第14話 ちょっとおめかし


「大分かかるんだねぇ。もう四日目だよ?」


「各村や街がそれぞれ馬車で片道一日くらいか。王都までは五つの街を経由するな。ほぼ直線なんだが」


 そう言うと地図を広げる伯爵。


 ほほう。植物紙か。文明が滞ってると思いきや、何気に贅沢品もあるよね、ここ。


 以前に王都なら砂糖があるとも言っていた。黒砂糖っぽいが、甘味としては十分だろう。

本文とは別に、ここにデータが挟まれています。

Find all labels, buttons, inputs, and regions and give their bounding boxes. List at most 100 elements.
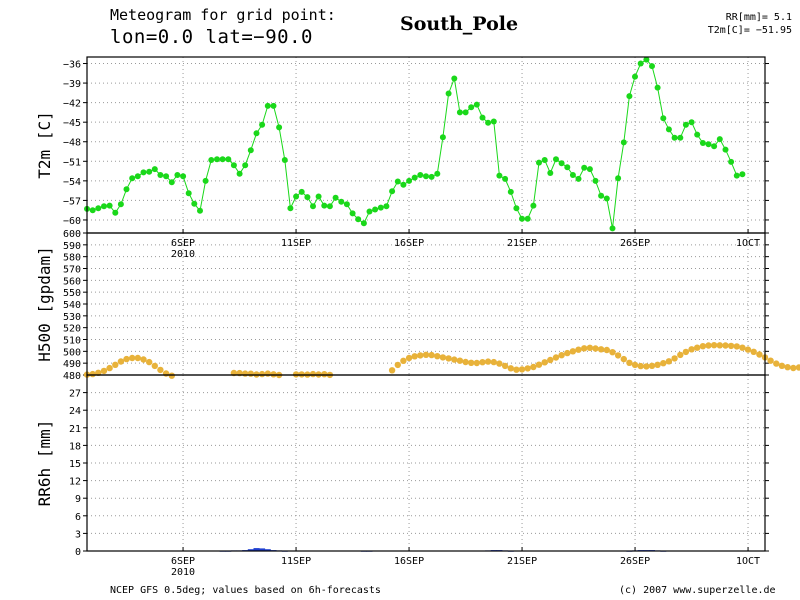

 地図と睨めっこしつつ、梅はインベントリから菓子を取り出す。可愛い女の子や貴婦人が目印のポピュラーなクッキー詰め合わせ缶。

 その蓋を開いて二人に勧めながら、ふと梅は物申したげなサミュエルの顔に気がついた。

 何かを伝えたいようだが、何となく言い出せないような、モジモジした感じ。

 まるで子犬みたいに垂れ下がる耳の幻覚が梅の好奇心を突っつく。


「何さ? どうかしたん? サミュエル」


 言われて伯爵もサミュエルを見た。

 話を振られて意を決したようで、彼は神妙な口調で梅に答える。


「その.....っ、もし宜しければ《かくざとう》なるものを頂けないかと」


 思わずすっとんきょうな顔で言葉を失う梅を余所に、伯爵は顔を凍りつかせた。


「馬鹿をいえっ! あの時は特別だったのだろうがっ、ウメがどのような身分の者なのかを証明するために出されたにすぎんっ! 白い砂糖など、金貨と同等の代物だぞっ?!」


 えっ? っとさらに間の抜けた顔をする梅。


 なにそれっ! そんな風にとってたん? アタシが財力を見せつけるために出したとっ?!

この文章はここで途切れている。